Expats are poised to take advantage of the wealth of opportunities in Burma, as the country opens itself up to the West.
US President Barack Obama’s trip to the former British colony is the latest example of how Western politicians and companies are embracing the country's transition to democracy with open arms.
Burma, which now calls itself Myanmar, has vast untapped natural resources and a population of 60 million people, which is larger than both South Africa and South Korea.
The easing of sanctions against the former military state has prompted global multinationals to try and capitalise on a massively underdeveloped country looking for international investment and expertise.
Already the world’s biggest companies are arriving there and are keen to bring in their own foreign talent. They include MasterCard (NYSE: MA - news) , General Electric (NYSE: GE - news) , Standard Chartered (Other OTC: SCBFF.PK - news) , Coca-Cola and Visa.
Matthew Driver, MasterCard’s south-east Asian president, said: “Because it has been in isolation for so long it will take time to catch up. To put it in perspective it has about 80 or 90 ATMs compared with Thailand which has a similar sized population but around 60,000 ATMs.”
He added: “There’s going to be a high demand for expats. It’s very clear there’s a desire for assistance ranging from consulting and law firms through to those dealing with infrastructure and funding.”
Sectors likely to see the lion’s share of jobs and investments in the early stages of Burma’s liberalisation include construction, banking and financial services, retail, telecoms and tourism.
Only 10 per cent of Burma’s population have bank accounts, presenting a huge potential customer base for foreign banks. A young, cheap workforce also makes the country appealing for manufacturers.

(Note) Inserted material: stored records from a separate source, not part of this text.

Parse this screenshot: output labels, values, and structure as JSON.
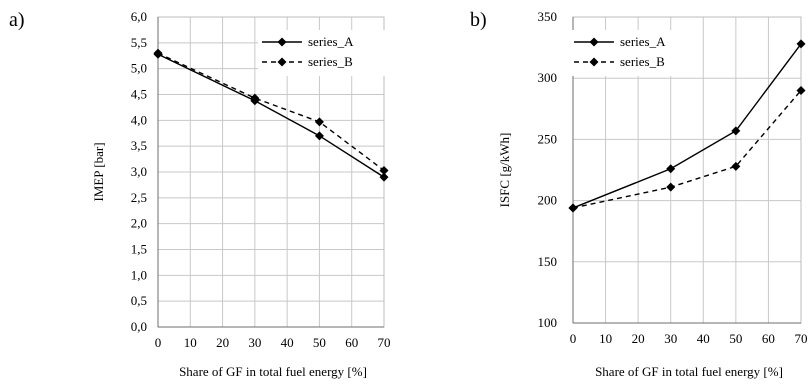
{
  "chart_data": [
    {
      "type": "line",
      "panel_label": "a)",
      "xlabel": "Share of GF in total fuel energy [%]",
      "ylabel": "IMEP [bar]",
      "xlim": [
        0,
        70
      ],
      "ylim": [
        0,
        6
      ],
      "x_ticks": [
        "0",
        "10",
        "20",
        "30",
        "40",
        "50",
        "60",
        "70"
      ],
      "y_ticks": [
        "0,0",
        "0,5",
        "1,0",
        "1,5",
        "2,0",
        "2,5",
        "3,0",
        "3,5",
        "4,0",
        "4,5",
        "5,0",
        "5,5",
        "6,0"
      ],
      "grid": true,
      "legend_position": "top-right",
      "x": [
        0,
        30,
        50,
        70
      ],
      "series": [
        {
          "name": "series_A",
          "style": "solid",
          "values": [
            5.28,
            4.38,
            3.7,
            2.9
          ]
        },
        {
          "name": "series_B",
          "style": "dashed",
          "values": [
            5.3,
            4.43,
            3.97,
            3.03
          ]
        }
      ]
    },
    {
      "type": "line",
      "panel_label": "b)",
      "xlabel": "Share of GF in total fuel energy [%]",
      "ylabel": "ISFC [g/kWh]",
      "xlim": [
        0,
        70
      ],
      "ylim": [
        100,
        350
      ],
      "x_ticks": [
        "0",
        "10",
        "20",
        "30",
        "40",
        "50",
        "60",
        "70"
      ],
      "y_ticks": [
        "100",
        "150",
        "200",
        "250",
        "300",
        "350"
      ],
      "grid": true,
      "legend_position": "top-left",
      "x": [
        0,
        30,
        50,
        70
      ],
      "series": [
        {
          "name": "series_A",
          "style": "solid",
          "values": [
            194,
            226,
            257,
            328
          ]
        },
        {
          "name": "series_B",
          "style": "dashed",
          "values": [
            194,
            211,
            228,
            290
          ]
        }
      ]
    }
  ]
}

Sumana Rajarethnam, senior analyst at the Economist Intelligence Unit, said: “Burma’s recent opening-up means that for the first time in more than 50 years foreigners can see the country for themselves and visit without being accused by the junta’s critics of profiting from the regime. The potential for catch-up growth is therefore immense.”
Companies he expects to benefit include budget, boutique and luxury hotels along with low-cost airlines and the eco-tourism industry.
Singapore-based Briton Damian Hutchinson said he was excited there was a new country in Asia on the radar for adventurous expats.
He said: “Because there is still a political risk with the new government and Burma being the great unknown, it would appeal to younger expats without families who can quickly move in and out if need be.”